Another, Kyle, thinks it helps as well. He took a salty plunge after a one-two combo of tragedy: losing a good friend, and then dealing with a partner's serious illness. He claims his time in the pods helped to "prepare me in some way by [letting me learn] how to let go and how to relax ... It was very difficult to relax when we were dealing with [my partner]'s prognosis before her surgery, and particularly after [my friend]'s death, but I've attempted to reframe it and gain strength from the float time rather than fear the silence and separation."

All that being said, however ...

"Paraplegics don't think this is Lourdes where they'll be healed. It really just helps them mentally from what I've seen," Cameron cautioned. "I'm a proponent of the pods and having others experience it, but you cannot say it's going to heal you or cure you ... We're told upon hiring to never say it's a cure or even hint that it is. There's lots of good in sensory deprivation, but you need to watch out for claims that are false."

 

Leaving Is Like Being Reborn: Being Reborn Isn't Necessarily Fun

If it sounds like a religious experience, it may not be far off for some:

"Most will get a feeling like they're reborn," Cameron said. "I've done it before, and it's pretty accurate."

"The attendants always call it being born again, and I can see where they come from," added Chelsea. "You're cold, wet, and have felt like you've been in the womb. Every time I go in I tell myself that I won't be amazed with everything coming out, but every time I am.
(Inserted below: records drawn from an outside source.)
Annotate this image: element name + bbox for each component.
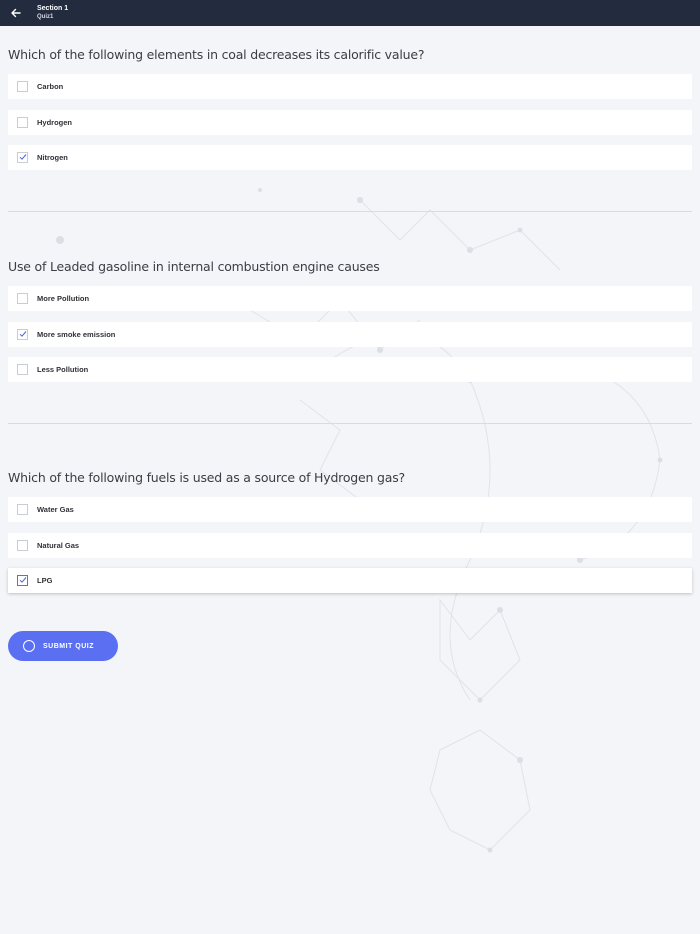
checkbox[interactable] [17, 293, 28, 304]
option-water-gas[interactable]: Water Gas [8, 497, 692, 522]
option-more-smoke-emission[interactable]: More smoke emission [8, 321, 692, 347]
checkbox[interactable] [17, 116, 28, 128]
option-hydrogen[interactable]: Hydrogen [8, 109, 692, 135]
back-button[interactable] [2, 0, 30, 26]
checkmark-icon [19, 577, 27, 583]
checkbox[interactable] [17, 364, 28, 375]
option-label: More smoke emission [37, 329, 116, 339]
option-label: More Pollution [37, 294, 90, 303]
question-text: Which of the following elements in coal … [8, 47, 425, 62]
option-list: More Pollution More smoke emission Less … [8, 286, 692, 382]
option-label: Natural Gas [37, 540, 80, 550]
checkbox-checked[interactable] [17, 152, 28, 163]
option-list: Water Gas Natural Gas LPG [8, 497, 692, 593]
checkbox-checked[interactable] [17, 575, 28, 586]
option-less-pollution[interactable]: Less Pollution [8, 357, 692, 382]
checkbox[interactable] [17, 81, 28, 92]
section-title: Section 1 [37, 5, 69, 12]
option-label: Hydrogen [37, 117, 73, 127]
option-nitrogen[interactable]: Nitrogen [8, 145, 692, 170]
circle-icon [23, 640, 35, 652]
question-text: Use of Leaded gasoline in internal combu… [8, 259, 380, 274]
option-list: Carbon Hydrogen Nitrogen [8, 74, 692, 170]
question-text: Which of the following fuels is used as … [8, 470, 405, 485]
question-2: Use of Leaded gasoline in internal combu… [8, 256, 692, 393]
checkbox[interactable] [17, 539, 28, 551]
app-header: Section 1 Quiz1 [0, 0, 700, 26]
divider [8, 423, 692, 424]
option-lpg[interactable]: LPG [8, 568, 692, 593]
option-more-pollution[interactable]: More Pollution [8, 286, 692, 311]
header-titles: Section 1 Quiz1 [37, 5, 68, 21]
option-label: Water Gas [37, 505, 74, 514]
submit-quiz-label: SUBMIT QUIZ [43, 642, 94, 650]
question-1: Which of the following elements in coal … [8, 44, 692, 181]
checkbox[interactable] [17, 504, 28, 515]
checkbox-checked[interactable] [17, 328, 28, 340]
checkmark-icon [19, 330, 27, 337]
checkmark-icon [19, 154, 27, 160]
option-label: Carbon [37, 82, 64, 91]
option-natural-gas[interactable]: Natural Gas [8, 532, 692, 558]
question-3: Which of the following fuels is used as … [8, 467, 692, 604]
quiz-title: Quiz1 [37, 14, 54, 20]
option-label: LPG [37, 576, 53, 585]
arrow-left-icon [11, 8, 21, 18]
option-label: Less Pollution [37, 365, 89, 374]
submit-quiz-button[interactable]: SUBMIT QUIZ [8, 631, 118, 661]
option-carbon[interactable]: Carbon [8, 74, 692, 99]
divider [8, 211, 692, 212]
option-label: Nitrogen [37, 153, 68, 162]
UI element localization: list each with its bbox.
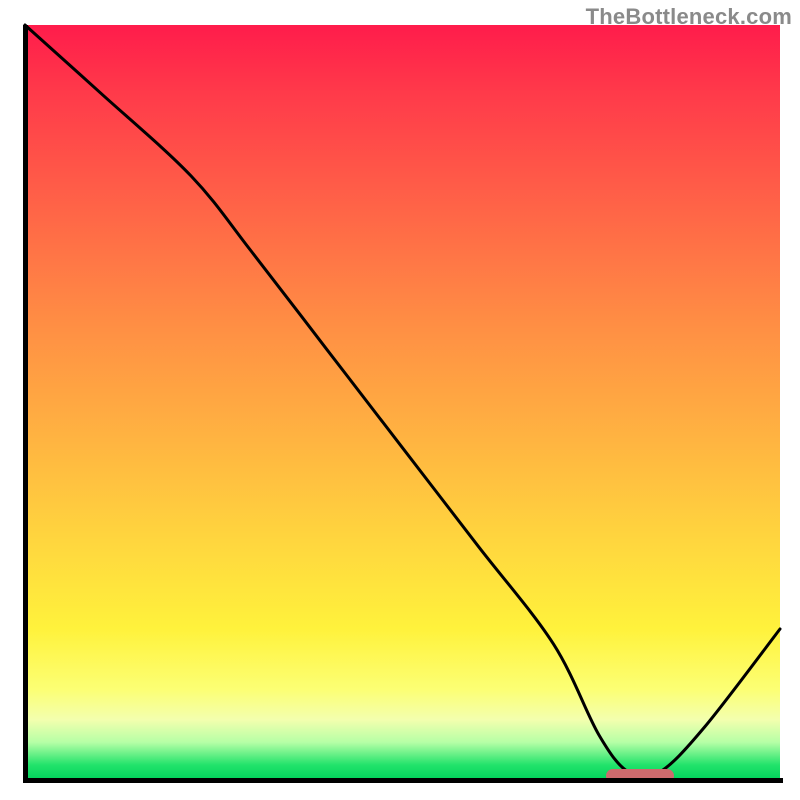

The floor there has this colorful pattern of twisting leaves, and every time I come out I'm mesmerized by it. It looks so alive -- despite being tacky-looking leaves. They always say, 'You're looking at them again' when they catch me doing it."

If they'd had a lava lamp in the lobby she might have literally died of ecstasy.

Studies on sensory deprivation tanks have shown that 90 percent of floaters felt more relaxed after a session. But sometimes, if they go through some bad hallucinations, or get salt in their wounds, or think they died, or stay in for too long and develop depression from extended isolation, or maybe just get a little liquid in their mouth and taste pee, it can be a challenge figuring out how to cope afterward.

"Sometimes floaters aren't prepared for the experience or didn't know what to expect," Cameron admitted. "I'll see at least one a day. They don't calmly climb out. They see the light and get out as fast as they can."

You don't need any kind of degree to dunk a dude in a tank, and there's not exactly a standard training course for dealing with hallucinating naked people.

"They don't train you on freak-outs," Cameron said. "There was a floater, like a 20s-ish girl, who was bragging about how she could take this on, but after coming out she said she thought she was dead. She thought she had been forgotten and her air ran out."

That's why, Cameron assured us, all pods either have a panic button, or can at least be opened from the inside. Which is comforting. Unless you dance with the triangles too long, and forget you have hands.